Closing Thoughts: I Came to Dickinson to be a Lawyer

Last word illustration

Michael Artman

by Amy Shelley Impellizzeri ’92

In 1988, I came to Dickinson to be a lawyer. I wasn’t equivocal about this. I was on a straight-line path toward exactly what I wanted to do with my future. My articulated plan was to devour a liberal-arts education and translate it into the ability to think like a lawyer and, even more important, to write like a lawyer.

Although, if I’m being honest with you, more than 25 years later, I still have no idea what that means.

And I am a lawyer.

Sort of.

After graduating from Dickinson with a double major in English and philosophy, I went straight to law school and then headed off to a prestigious federal clerkship in Washington, D.C., before practicing corporate litigation for 13 years, including a decade at one of the top law firms in the country. I worked on high-profile cases and negotiated multimillion-dollar settlements. I tried my first case before I was 30 and argued in state and federal courts across the country.

I loved every minute of it. I embraced the fact that this straight-line path of mine had led me to exactly where I was meant to be.

Sort of.

Frankly, there were some detours, even during my career at Dickinson. Seemingly small detours at the time but huge in hindsight.

For example, there was a conversation during my sophomore year with a friend who already had started law school. He explained, in his well-meaning but misguided way, that any creative ideas floating around in my brain should extinguish themselves immediately, as law school requires suppressing creativity as much as possible. I pinned points on my destination-law-school-map as I quietly heeded his advice and suppressed my own voice. I carefully molded my transcript to look like a law-school applicant. And it worked.

Sort of.

The last week of my senior year, Professor of English Ashton Nichols called me on the telephone. I was shocked to receive a call from a professor at that time, convinced that I had said something to offend him in my paper for my independent study, a comprehensive look at Mary Shelley’s 19th century, for which I had registered as a pass / fail.

“Amy, is this right?” he asked. “Did you really mean to take the class pass / fail? I am about to give you an A, and I want to make sure there isn’t some mistake.”

“Yes, that’s right,” I responded. I was almost sheepish, lacking the words to explain to him that I didn’t want to risk anything less than an A, which would mar my law-school application transcript, but that I never would have strived for anything less. I also lacked the words to explain that my path was starting to look a little less straight.

I lacked the words because I had very nearly lost my voice. Intentionally.

Now, more than 20 years later, as I open a box with the galley proofs of my first novel, Lemongrass Hope, I’m overwhelmed reflecting on the path that had led me there. My publisher and I had a long list of media contacts, reviewers and authors to whom the first advance review copies (ARCs) were to be sent. But suddenly, holding my novel for the first time, it was quite obvious to me just who should receive the first two ARCs.
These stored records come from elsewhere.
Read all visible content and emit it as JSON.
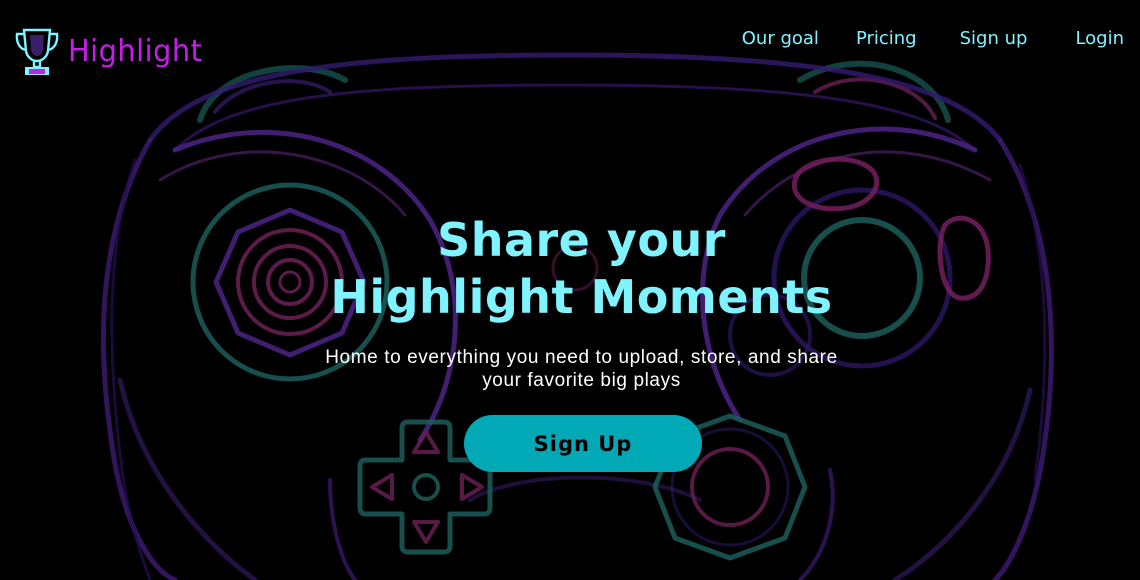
{
  "brand": {
    "name": "Highlight",
    "logo_icon": "trophy-icon",
    "color": "#c51ee6"
  },
  "nav": {
    "items": [
      {
        "label": "Our goal"
      },
      {
        "label": "Pricing"
      },
      {
        "label": "Sign up"
      },
      {
        "label": "Login"
      }
    ],
    "color": "#7ff3ff"
  },
  "hero": {
    "title_line1": "Share your",
    "title_line2": "Highlight Moments",
    "subtitle_line1": "Home to everything you need to upload, store, and share",
    "subtitle_line2": "your favorite big plays",
    "cta_label": "Sign Up",
    "cta_color": "#00a9b5",
    "background": "game-controller-neon-outline"
  },
  "colors": {
    "background": "#000000",
    "accent_cyan": "#7ff3ff",
    "accent_magenta": "#c51ee6",
    "outline_purple": "#5a2a9e",
    "outline_teal": "#1f6f6a"
  }
}
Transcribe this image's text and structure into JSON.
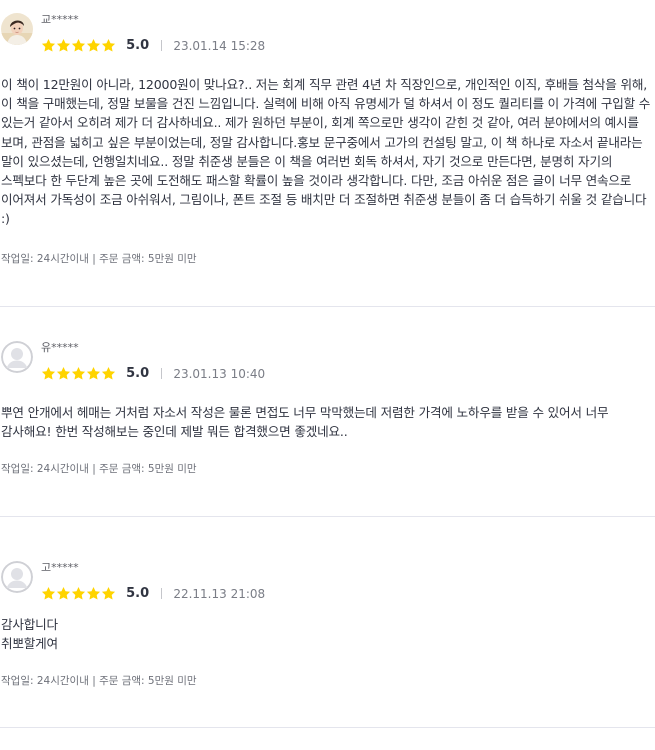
{
  "reviews": [
    {
      "reviewer": "교*****",
      "avatar": "profile-photo",
      "rating": 5,
      "score": "5.0",
      "date": "23.01.14 15:28",
      "content": "이 책이 12만원이 아니라, 12000원이 맞나요?.. 저는 회계 직무 관련 4년 차 직장인으로, 개인적인 이직, 후배들 첨삭을 위해, 이 책을 구매했는데, 정말 보물을 건진 느낌입니다. 실력에 비해 아직 유명세가 덜 하셔서 이 정도 퀄리티를 이 가격에 구입할 수 있는거 같아서 오히려 제가 더 감사하네요.. 제가 원하던 부분이, 회계 쪽으로만 생각이 갇힌 것 같아, 여러 분야에서의 예시를 보며, 관점을 넓히고 싶은 부분이었는데, 정말 감사합니다.홍보 문구중에서 고가의 컨설팅 말고, 이 책 하나로 자소서 끝내라는 말이 있으셨는데, 언행일치네요.. 정말 취준생 분들은 이 책을 여러번 회독 하셔서, 자기 것으로 만든다면, 분명히 자기의 스펙보다 한 두단계 높은 곳에 도전해도 패스할 확률이 높을 것이라 생각합니다.  다만, 조금 아쉬운 점은 글이 너무 연속으로 이어져서 가독성이 조금 아쉬워서, 그림이나, 폰트 조절 등 배치만 더 조절하면 취준생 분들이 좀 더 습득하기 쉬울 것 같습니다 :)",
      "meta": "작업일: 24시간이내 | 주문 금액: 5만원 미만"
    },
    {
      "reviewer": "유*****",
      "avatar": "default-avatar",
      "rating": 5,
      "score": "5.0",
      "date": "23.01.13 10:40",
      "content": "뿌연 안개에서 헤매는 거처럼 자소서 작성은 물론 면접도 너무 막막했는데 저렴한 가격에 노하우를 받을 수 있어서 너무 감사해요! 한번 작성해보는 중인데 제발 뭐든 합격했으면 좋겠네요..",
      "meta": "작업일: 24시간이내 | 주문 금액: 5만원 미만"
    },
    {
      "reviewer": "고*****",
      "avatar": "default-avatar",
      "rating": 5,
      "score": "5.0",
      "date": "22.11.13 21:08",
      "content": "감사합니다\n취뽀할게여",
      "meta": "작업일: 24시간이내 | 주문 금액: 5만원 미만"
    }
  ],
  "colors": {
    "star": "#FFD400",
    "text": "#303441",
    "muted": "#7a7d86",
    "divider": "#e4e5ed"
  }
}
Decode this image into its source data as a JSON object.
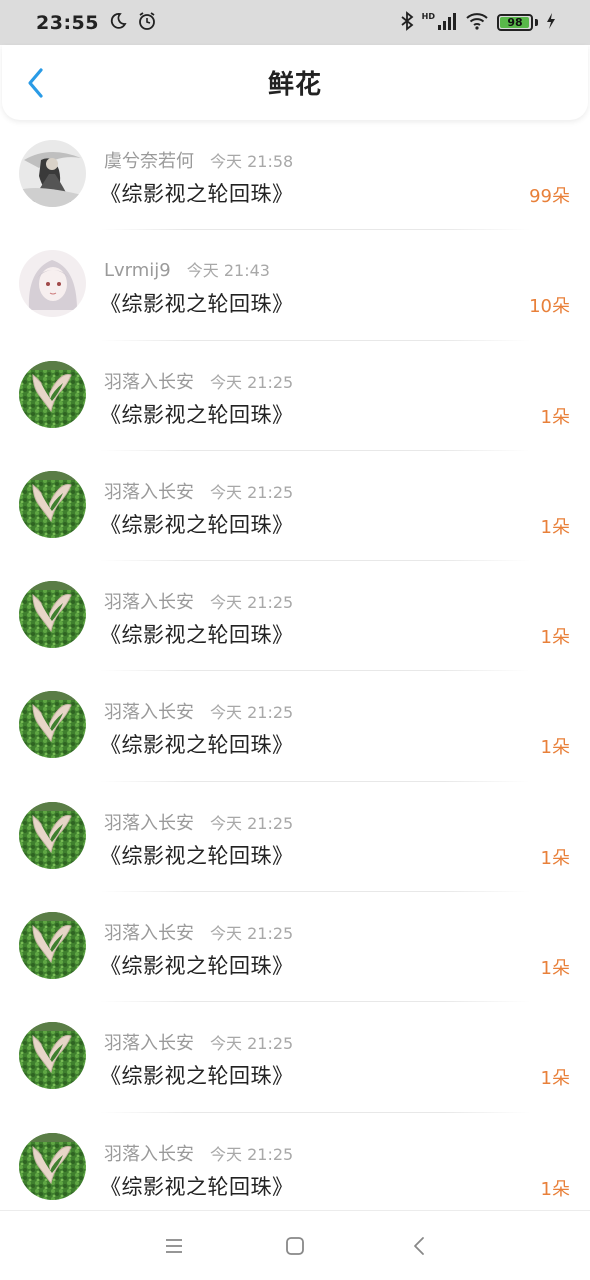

My husband, Paul Impellizzeri ’92, and I took the day off to make a road trip to Carlisle to deliver the very first two ARCs — to my former Dickinson advisors and first mentors, English professors Wendy Moffat and Ashton Nichols. The trip was a symbolic and meaningful act, as I realized that my path to becoming a writer had been anything but straight.

Standing in East College, nervously gripping my ARCs in the same halls that I had walked all those years ago, evolving into the writer I would later become, the road looked so much more curved than it had 20-odd years earlier. In fact, it almost resembled a circle.

Amy Shelley Impellizzeri ’92 is a reformed corporate litigator and author. After 13 years practicing law, including a decade at top Manhattan law firm Skadden Arps, she now helps run an investor-backed start-up company as vice president of community & designer relations of ShopFunder LLC. Her first novel, Lemongrass Hope, will be released in October (Wyatt-MacKenzie Publishing), and her first nonfiction book, Lawyer Interrupted (ABA Publishing), is due out 2015.  Her essays and articles have appeared in The Huffington Post, The Glass Hammer, Divine Caroline and ABA’s Law Practice Today. Her blog, My Cup Runneth Over, can be found at www.amyimpellizzeri.com. She lives in Pennsylvania — not too far from Carlisle — with her husband and three kids.